Les deuxièmes Jeux de la Coopération régionale de l’océan Indien des sports adaptés (CROISA) qui devaient se tenir du 29 novembre au 3 décembre prochain à St Paul, à La Réunion, n’auront pas lieu. A la suite d’une décision des organisateurs, il a été communiqué à la Mentally Handicapped Persons Sports Federation (MHPSF), aussi bien qu’à la fédération malgache, que faute de soutien financier, ces Jeux ne pourront se concrétiser en terre réunionnaise. Selon le président de la MHPSF, Jean-Marie Malépa, une réunion  est prévue le mois prochain, à La Réunion, entre les différents responsables, afin de voir dans quelle mesure ces Jeux peuvent être organisés en avril prochain, toujours à l’île soeur.
La préparation des handisportifs mauriciens souffrant d’une déficience intellectuelle a pris un sacré coup après la décision réunionnaise, communiquée il y a un  peu plus d’une semaine, à l’effet que les deuxièmes Jeux de la CROISA avaient été annulés. « Nous sommes très déçus de cette décision, car nous ne nous attendions certainement pas à cela. D’autant qu’en février dernier, nous nous étions rencontrés à La Réunion et que les organisateurs nous avaient même fait visiter les différents sites de compétition. C’est vraiment dommage pour les athlètes qui s’étaient énormément investis dans la préparation et ce, depuis plusieurs mois », a regretté Jean-Marie Malépa.
Selon lui, les organisateurs ont évoqué un souci financier ajoutant même n’avoir reçu aucun soutien des autorités concernées. Face à cette situation, une réunion se tiendra le mois prochain à La Réunion dans le but de trouver une solution, afin de sauver ces Jeux. « Lorsque nous avions pris la décision de créer la CROISA en 2015, soit pendant les Jeux des Iles de l’océan Indien, l’objectif était très clair. L’idée était de permettre aux champions de la région de se retrouver tous les ans sur une plate-forme en attendant les JIOI qui sont organisés chaque quatre ans », a précisé Jean-Marie Malépa. Il a ajouté qu’il était très important de créer cette bonne ambiance et ainsi permettre aux jeunes de s’exprimer et de progresser.
L’option malgache abandonée
C’est d’ailleurs pour cette raison, a affirmé le président de la MHPSF, que tout sera mis en oeuvre, dès le mois prochain, afin d’assurer la pérennité de ces Jeux. « Il était question que Madagascar prenne en charge l’organisation de ces Jeux.

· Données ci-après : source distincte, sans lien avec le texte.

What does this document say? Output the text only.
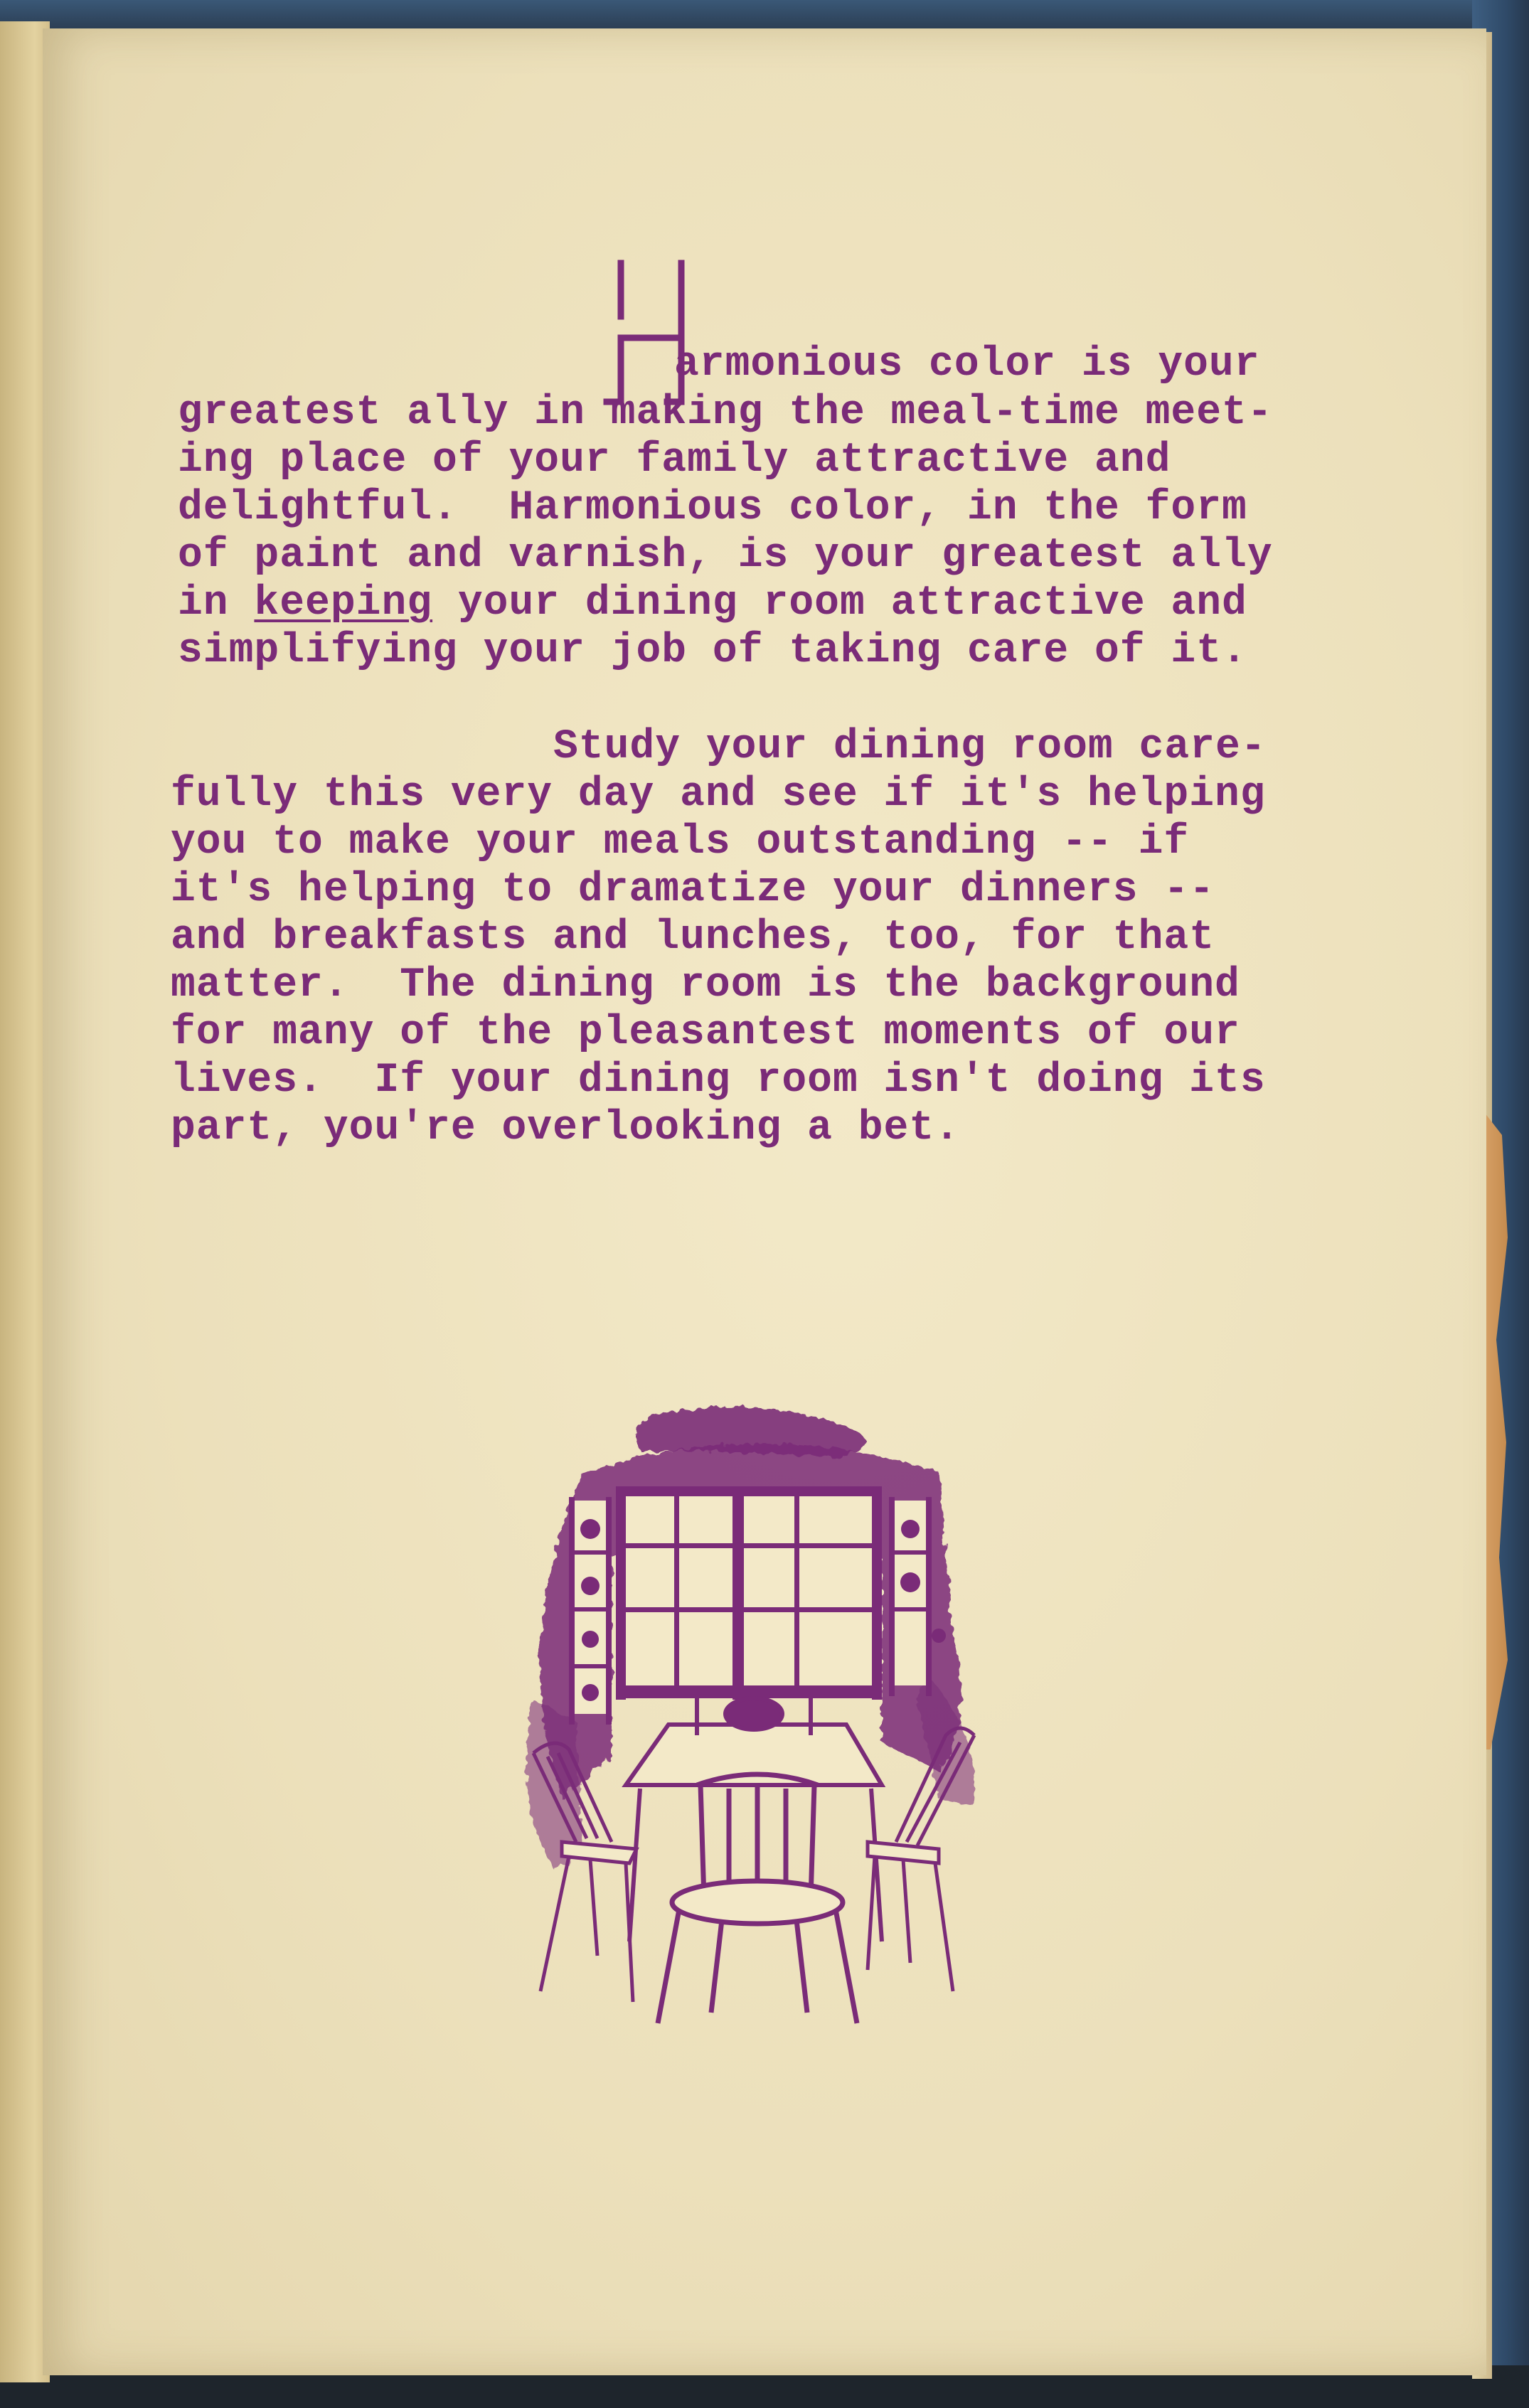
armonious color is your
greatest ally in making the meal-time meet-
ing place of your family attractive and
delightful.  Harmonious color, in the form
of paint and varnish, is your greatest ally
in keeping your dining room attractive and
simplifying your job of taking care of it.
Study your dining room care-
fully this very day and see if it's helping
you to make your meals outstanding -- if
it's helping to dramatize your dinners --
and breakfasts and lunches, too, for that
matter.  The dining room is the background
for many of the pleasantest moments of our
lives.  If your dining room isn't doing its
part, you're overlooking a bet.
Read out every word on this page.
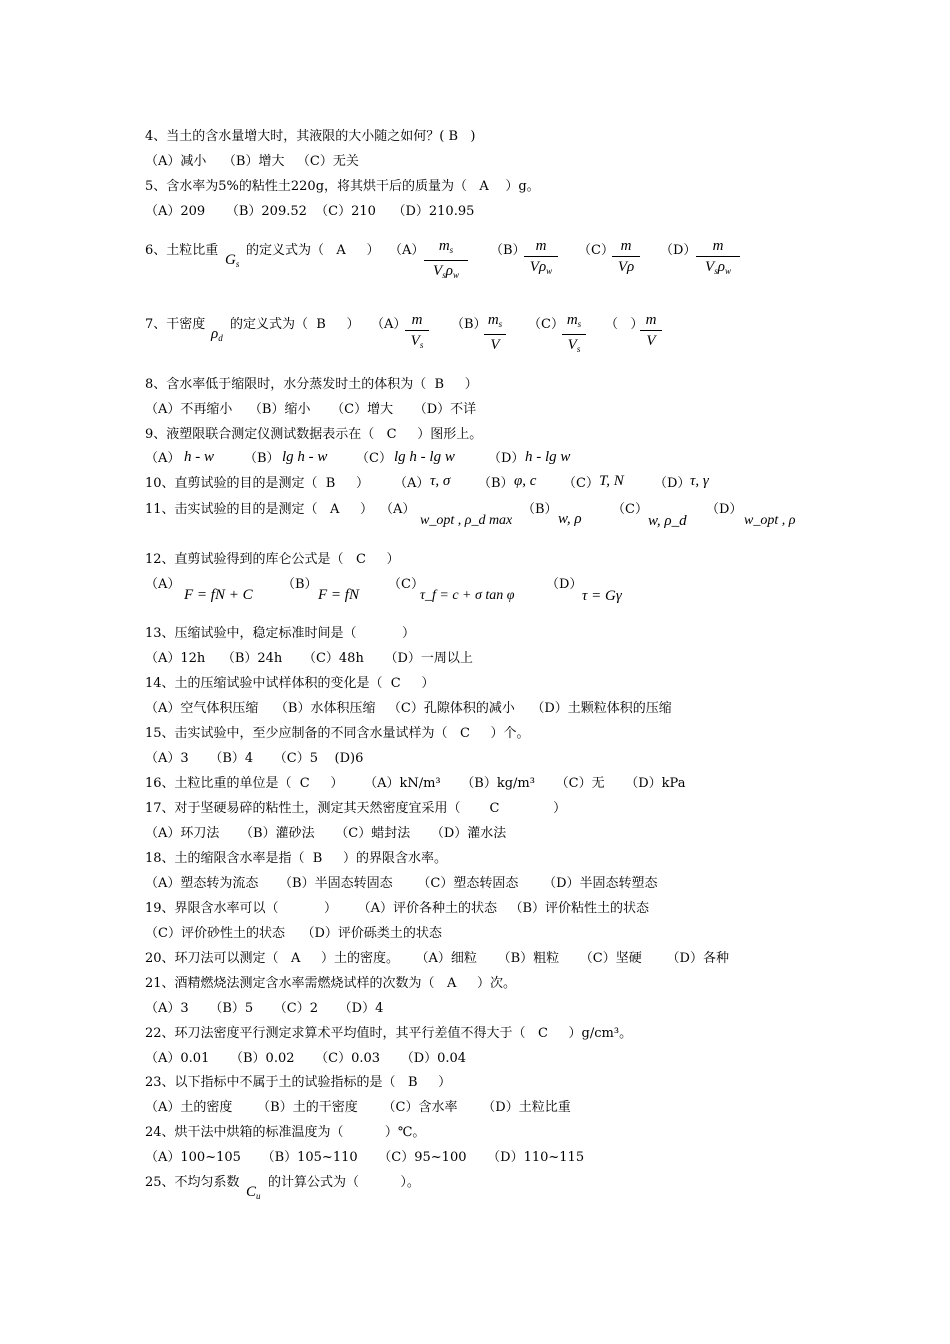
4、当土的含水量增大时，其液限的大小随之如何？( B   )
（A）减小    （B）增大   （C）无关
5、含水率为5%的粘性土220g，将其烘干后的质量为（   A    ）g。
（A）209     （B）209.52  （C）210    （D）210.95
6、土粒比重
$G_s$
的定义式为（   A     ） （A） $m_s$
$V_s\rho_w$
（B） m
$V\rho_w$
（C）
$\frac{m}{V\rho} (D)$	m
$V_s\rho_w$
7、干密度
$\rho_d$
的定义式为（  B     ） （A）
$\frac{m}{V_s} (B)$
$\frac{m_s}{V} (C)$
$\frac{m_s}{V_s}$ （   ）
$\frac{m}{V}$
8、含水率低于缩限时，水分蒸发时土的体积为（  B     ）
（A）不再缩小    （B）缩小     （C）增大     （D）不详
9、液塑限联合测定仪测试数据表示在（   C     ）图形上。
（A） h - w （B） lg h - w （C） lg h - lg w	（D） h - lg w
10、直剪试验的目的是测定（  B     ） （A） τ, σ （B） φ, c （C） T, N （D） τ, γ
11、击实试验的目的是测定（   A     ） （A）
w_opt , ρ_d max
（B）
w, ρ
（C）
w, ρ_d
（D）
w_opt , ρ
12、直剪试验得到的库仑公式是（   C     ）
（A）
F = fN + C
（B）
F = fN
（C）
τ_f = c + σ tan φ
（D）
τ = Gγ
13、压缩试验中，稳定标准时间是（           ）
（A）12h    （B）24h     （C）48h     （D）一周以上
14、土的压缩试验中试样体积的变化是（  C     ）
（A）空气体积压缩    （B）水体积压缩   （C）孔隙体积的减小    （D）土颗粒体积的压缩
15、击实试验中，至少应制备的不同含水量试样为（   C     ）个。
（A）3     （B）4     （C）5    (D)6
16、土粒比重的单位是（  C     ）     （A）kN/m³     （B）kg/m³     （C）无     （D）kPa
17、对于坚硬易碎的粘性土，测定其天然密度宜采用（       C             ）
（A）环刀法     （B）灌砂法     （C）蜡封法     （D）灌水法
18、土的缩限含水率是指（  B     ）的界限含水率。
（A）塑态转为流态     （B）半固态转固态      （C）塑态转固态      （D）半固态转塑态
19、界限含水率可以（           ）     （A）评价各种土的状态   （B）评价粘性土的状态
（C）评价砂性土的状态    （D）评价砾类土的状态
20、环刀法可以测定（   A     ）土的密度。    （A）细粒     （B）粗粒     （C）坚硬      （D）各种
21、酒精燃烧法测定含水率需燃烧试样的次数为（   A     ）次。
（A）3     （B）5     （C）2     （D）4
22、环刀法密度平行测定求算术平均值时，其平行差值不得大于（   C     ）g/cm³。
（A）0.01     （B）0.02     （C）0.03     （D）0.04
23、以下指标中不属于土的试验指标的是（   B     ）
（A）土的密度      （B）土的干密度      （C）含水率      （D）土粒比重
24、烘干法中烘箱的标准温度为（          ）℃。
（A）100~105     （B）105~110     （C）95~100     （D）110~115
25、不均匀系数
$C_u$
的计算公式为（          ）。
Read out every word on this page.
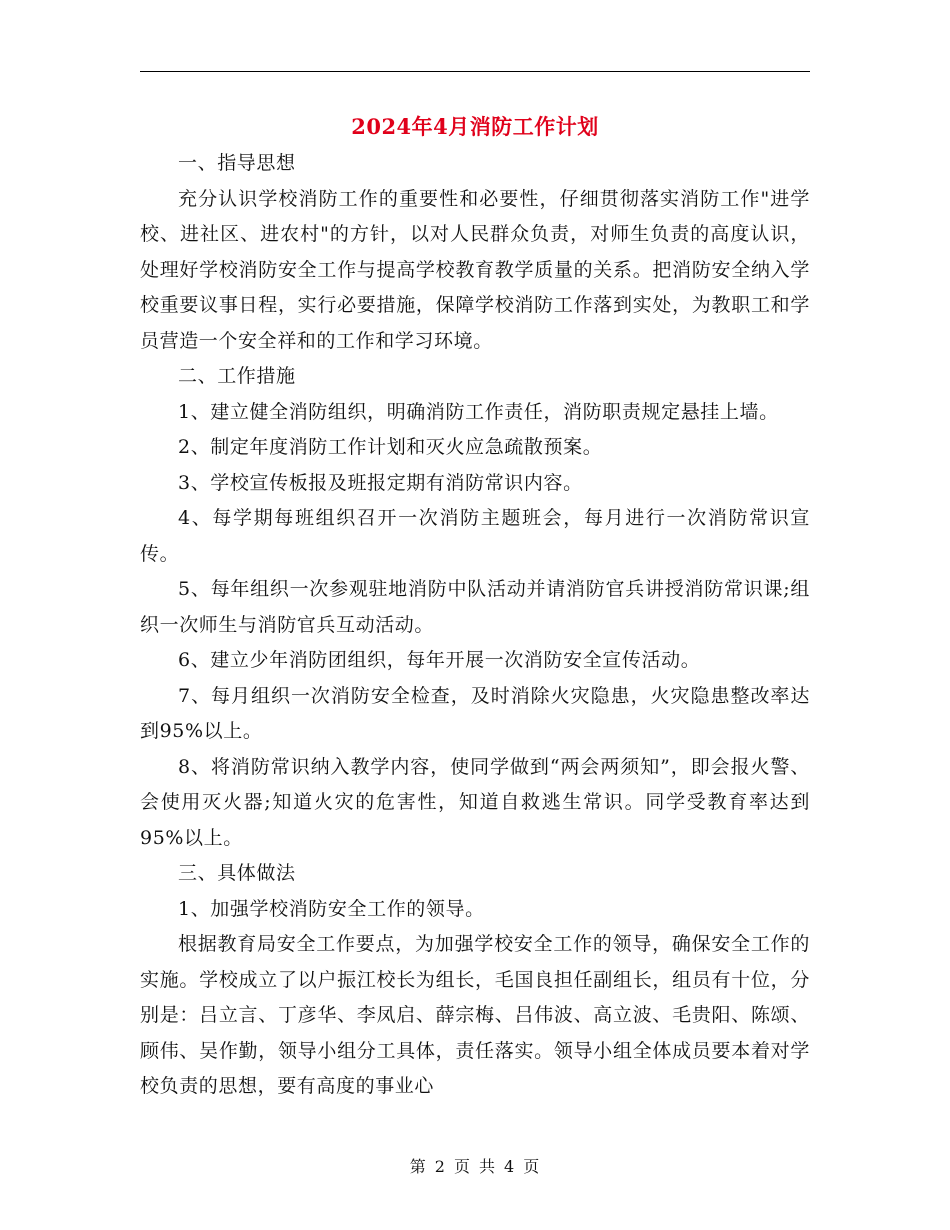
2024年4月消防工作计划

一、指导思想

充分认识学校消防工作的重要性和必要性，仔细贯彻落实消防工作"进学校、进社区、进农村"的方针，以对人民群众负责，对师生负责的高度认识，处理好学校消防安全工作与提高学校教育教学质量的关系。把消防安全纳入学校重要议事日程，实行必要措施，保障学校消防工作落到实处，为教职工和学员营造一个安全祥和的工作和学习环境。

二、工作措施

1、建立健全消防组织，明确消防工作责任，消防职责规定悬挂上墙。

2、制定年度消防工作计划和灭火应急疏散预案。

3、学校宣传板报及班报定期有消防常识内容。

4、每学期每班组织召开一次消防主题班会，每月进行一次消防常识宣传。

5、每年组织一次参观驻地消防中队活动并请消防官兵讲授消防常识课;组织一次师生与消防官兵互动活动。

6、建立少年消防团组织，每年开展一次消防安全宣传活动。

7、每月组织一次消防安全检查，及时消除火灾隐患，火灾隐患整改率达到95%以上。

8、将消防常识纳入教学内容，使同学做到“两会两须知”，即会报火警、会使用灭火器;知道火灾的危害性，知道自救逃生常识。同学受教育率达到95%以上。

三、具体做法

1、加强学校消防安全工作的领导。

根据教育局安全工作要点，为加强学校安全工作的领导，确保安全工作的实施。学校成立了以户振江校长为组长，毛国良担任副组长，组员有十位，分别是：吕立言、丁彦华、李凤启、薛宗梅、吕伟波、高立波、毛贵阳、陈颂、顾伟、吴作勤，领导小组分工具体，责任落实。领导小组全体成员要本着对学校负责的思想，要有高度的事业心

第 2 页 共 4 页
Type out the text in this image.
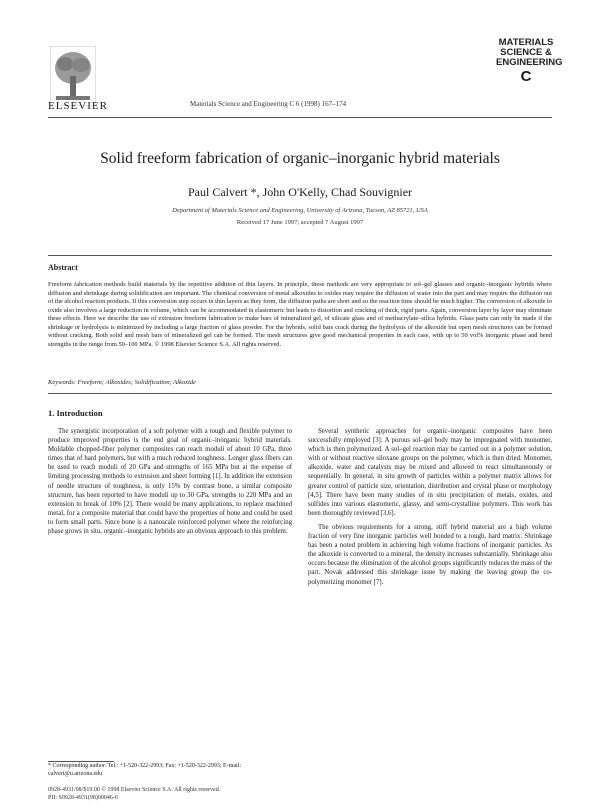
ELSEVIER	Materials Science and Engineering C 6 (1998) 167–174
MATERIALS
SCIENCE &
ENGINEERING
C
Solid freeform fabrication of organic–inorganic hybrid materials
Paul Calvert *, John O'Kelly, Chad Souvignier
Department of Materials Science and Engineering, University of Arizona, Tucson, AZ 85721, USA
Received 17 June 1997; accepted 7 August 1997
Abstract
Freeform fabrication methods build materials by the repetitive addition of thin layers. In principle, these methods are very appropriate to sol–gel glasses and organic–inorganic hybrids where diffusion and shrinkage during solidification are important. The chemical conversion of metal alkoxides to oxides may require the diffusion of water into the part and may require the diffusion out of the alcohol reaction products. If this conversion step occurs in thin layers as they form, the diffusion paths are short and so the reaction time should be much higher. The conversion of alkoxide to oxide also involves a large reduction in volume, which can be accommodated in elastomeric but leads to distortion and cracking of thick, rigid parts. Again, conversion layer by layer may eliminate these effects. Here we describe the use of extrusion freeform fabrication to make bars of mineralized gel, of silicate glass and of methacrylate–silica hybrids. Glass parts can only be made if the shrinkage or hydrolysis is minimized by including a large fraction of glass powder. For the hybrids, solid bars crack during the hydrolysis of the alkoxide but open mesh structures can be formed without cracking. Both solid and mesh bars of mineralized gel can be formed. The mesh structures give good mechanical properties in each case, with up to 50 vol% inorganic phase and bend strengths in the range from 50–100 MPa. © 1998 Elsevier Science S.A. All rights reserved.
Keywords: Freeform; Alkoxides; Solidification; Alkoxide
1. Introduction

The synergistic incorporation of a soft polymer with a tough and flexible polymer to produce improved properties is the end goal of organic–inorganic hybrid materials. Moldable chopped-fiber polymer composites can reach moduli of about 10 GPa, three times that of hard polymers, but with a much reduced toughness. Longer glass fibers can be used to reach moduli of 20 GPa and strengths of 165 MPa but at the expense of limiting processing methods to extrusion and sheet forming [1]. In addition the extension of needle structure of toughness, is only 15% by contrast bone, a similar composite structure, has been reported to have moduli up to 30 GPa, strengths to 220 MPa and an extension to break of 10% [2]. There would be many applications, to replace machined metal, for a composite material that could have the properties of bone and could be used to form small parts. Since bone is a nanoscale reinforced polymer where the reinforcing phase grows in situ, organic–inorganic hybrids are an obvious approach to this problem.

Several synthetic approaches for organic–inorganic composites have been successfully employed [3]. A porous sol–gel body may be impregnated with monomer, which is then polymerized. A sol–gel reaction may be carried out in a polymer solution, with or without reactive siloxane groups on the polymer, which is then dried. Monomer, alkoxide, water and catalysts may be mixed and allowed to react simultaneously or sequentially. In general, in situ growth of particles within a polymer matrix allows for greater control of particle size, orientation, distribution and crystal phase or morphology [4,5]. There have been many studies of in situ precipitation of metals, oxides, and sulfides into various elastomeric, glassy, and semi-crystalline polymers. This work has been thoroughly reviewed [3,6].

The obvious requirements for a strong, stiff hybrid material are a high volume fraction of very fine inorganic particles well bonded to a tough, hard matrix. Shrinkage has been a noted problem in achieving high volume fractions of inorganic particles. As the alkoxide is converted to a mineral, the density increases substantially. Shrinkage also occurs because the elimination of the alcohol groups significantly reduces the mass of the part. Novak addressed this shrinkage issue by making the leaving group the co-polymerizing monomer [7].

* Corresponding author. Tel.: +1-520-322-2993; Fax: +1-520-322-2993; E-mail: calvert@u.arizona.edu
0928-4931/98/$19.00 © 1998 Elsevier Science S.A. All rights reserved.
PII: S0928-4931(98)00046-6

Mais avec la peste qui sévit dans la Grande Ile, il n’est pas responsable d’y faire déplacer nos athlètes », a-t-il indiqué. L’objectif, selon lui, est de convaincre les dirigeants réunionnais, dont le président de la CROISA Jean-Marc Maillot et ses membres, d’organiser ces Jeux en avril prochain. « S’il le faut, nous sommes disposés à revoir à la baisse le nombre de participant. Car l’important est de ne pas casser cette dynamique autour de ces Jeux. Si tous se passe bien, nous aurons les deuxièmes et troisièmes éditions au cours de la même année. Tout en espérant que la situation s’améliorera grandement à Madagascar », a souligné Jean-Marie Malépa.
Soulignons que Maurice avait organisée et remportée les premiers Jeux, l’année dernière. Sur les 17 médailles d’or en jeu, Maurice en avait remporté 16. Trois disciplines étaient au programme, soit l’athlétisme, le football et la natation, alors que cette année, il était question que le bocce s’ajoute à cette liste. « Ces premiers Jeux avaient été un succès. Il y avait certes eu des lacunes, car c’était la première fois que nous organisions une telle compétition, mais dans l’ensemble, c’était bien. Quelque 80 athlètes avaient pris part à ces Jeux et je pense que tout le monde est reparti satisfait. C’était une belle fête de la grande famille des handicapés souffrant d’une déficience intellectuelle. C’est justement pour cette raison qu’il est très important de ne pas briser cette chaîne et de garder cette même dynamique », a rappelé Jean-Marie Malépa.